Challenges to Obamacare had reached the US Supreme Court, which in 2014 ruled that family-owned private companies could choose not to provide contraceptive coverage to female employees on religious grounds.
In May, Trump signed a decree on religious liberty ordering his administration to take into account objections of conscience on matters of contraception.
Obamacare is the common name for the Affordable Care Act, health reforms that took effect under former president Barack Obama in 2010. It allowed millions of people to get health insurance.
It was not immediately clear how many women would be affected by the new ruling. The Trump administration, basing estimates off the number of employers who had previously filed lawsuits over the Obamacare requirement to fully cover the costs of birth control, said it would only be about 120,000 women.
A 2016 government study said Obamacare had guaranteed that 55.6 million women with private insurance had access to free birth control.

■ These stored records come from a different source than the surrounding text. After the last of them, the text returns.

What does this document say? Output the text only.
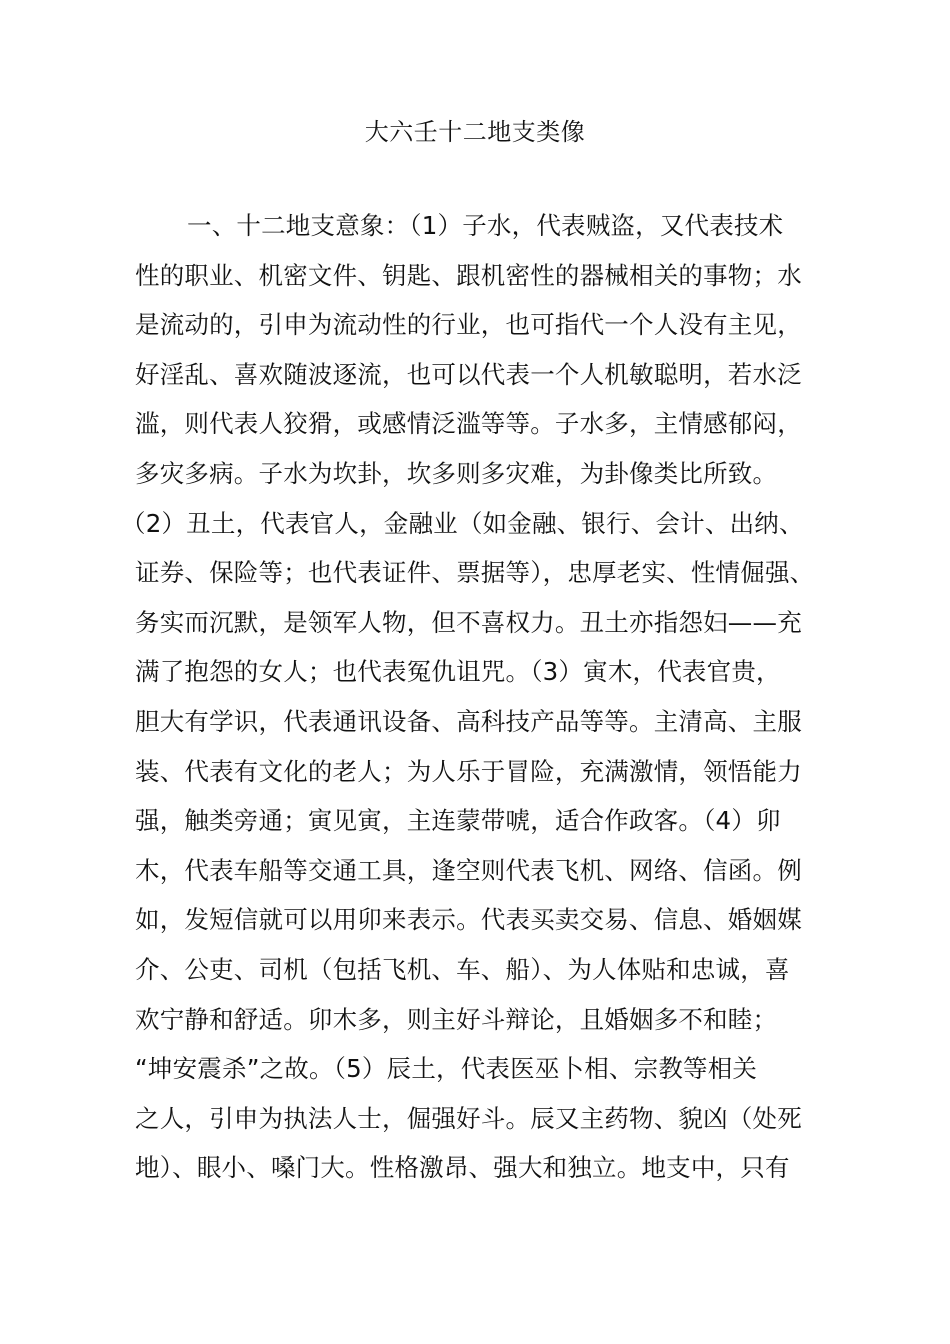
大六壬十二地支类像
一、十二地支意象：（1）子水，代表贼盗，又代表技术
性的职业、机密文件、钥匙、跟机密性的器械相关的事物；水
是流动的，引申为流动性的行业，也可指代一个人没有主见，
好淫乱、喜欢随波逐流，也可以代表一个人机敏聪明，若水泛
滥，则代表人狡猾，或感情泛滥等等。子水多，主情感郁闷，
多灾多病。子水为坎卦，坎多则多灾难，为卦像类比所致。
（2）丑土，代表官人，金融业（如金融、银行、会计、出纳、
证券、保险等；也代表证件、票据等），忠厚老实、性情倔强、
务实而沉默，是领军人物，但不喜权力。丑土亦指怨妇——充
满了抱怨的女人；也代表冤仇诅咒。（3）寅木，代表官贵，
胆大有学识，代表通讯设备、高科技产品等等。主清高、主服
装、代表有文化的老人；为人乐于冒险，充满激情，领悟能力
强，触类旁通；寅见寅，主连蒙带唬，适合作政客。（4）卯
木，代表车船等交通工具，逢空则代表飞机、网络、信函。例
如，发短信就可以用卯来表示。代表买卖交易、信息、婚姻媒
介、公吏、司机（包括飞机、车、船）、为人体贴和忠诚，喜
欢宁静和舒适。卯木多，则主好斗辩论，且婚姻多不和睦；
“坤安震杀”之故。（5）辰土，代表医巫卜相、宗教等相关
之人，引申为执法人士，倔强好斗。辰又主药物、貌凶（处死
地）、眼小、嗓门大。性格激昂、强大和独立。地支中，只有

The American Civil Liberties Union said it was “suing the Trump administration to block new rules allowing employers to deny insurance coverage for birth control.”
Planned Parenthood said the new rule “puts our birth control coverage at risk.”

The non-profit health organization, targeted for cuts by Trump’s administration because it provides abortion services, said on Twitter that the decision on contraception coverage “shows the Trump admin’s disdain for women’s health & lives.”
Bernie Sanders, who sought the Democratic nomination for president in last November’s election, called the new rule sexist.
“It’s the latest display of Republicans’ total disdain for women’s ability to control their own lives,” he said.
The American Congress of Obstetricians and Gynecologists said the decision would threaten women’s health.
“These rules will negatively impact the health of women and their families by limiting access to essential preventive care,” the organization’s president, Haywood Brown, said in a statement.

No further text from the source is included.